Nella parte conclusiva del talk si torna a parlare del ruolo della letteratura che, a detta di Carlotto, ha abbandonato il tema del lavoro da molti anni. Questo perché si tratta di una dimensione estremamente osteggiata dall’industria culturale che ha due obiettivi: produrre prodotti vincenti da un punto di vista mercantile ma estremamente consolatori e prodotti che servono al consenso di questo tipo di democrazia. Un discorso diverso avviene nei paesi anglosassoni, dove però si corre il rischio contrario che la letteratura parla molto di lavoro, tutto ciò produce mercato e viene assorbito: «è un pericolo grossissimo che non significa che bisogna rimanere esterni all’industria culturale, ma puntare alla qualità del messaggio».

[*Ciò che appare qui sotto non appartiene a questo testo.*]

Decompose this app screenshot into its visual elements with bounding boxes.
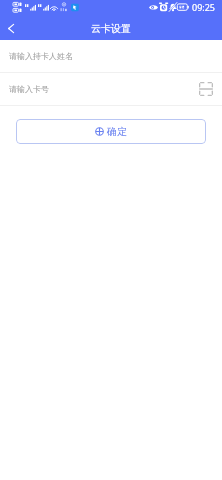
staticText: 请输入卡号 [9,84,49,94]
staticText: 确定 [107,125,127,138]
button[interactable]: Scan card number [199,79,213,99]
button[interactable]: Back [0,14,22,40]
button[interactable]: 请输入卡号 [0,73,222,105]
staticText: 请输入持卡人姓名 [9,51,73,61]
staticText: 云卡设置 [91,22,131,35]
staticText: 09:25 [192,1,216,13]
button[interactable]: 确定 [16,119,206,144]
button[interactable]: 请输入持卡人姓名 [0,40,222,72]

Al termine della presentazione vengono poste alcune domande dal pubblico. Una di queste riguarda il tema dell’emancipazione femminile che attraversa tutta la storia di Trudy. «In questo libro le donne sono le uniche figure positive, quelle maschili provengono da mondi dove cultura patriarcato è dominante. Il personaggio Trudy cresce all’interno del romanzo, ma capisce che se non incontra altre donne da sola non ce la fa. In generale scrivere dell’universo femminile oggi per un autore è la cosa più interessante».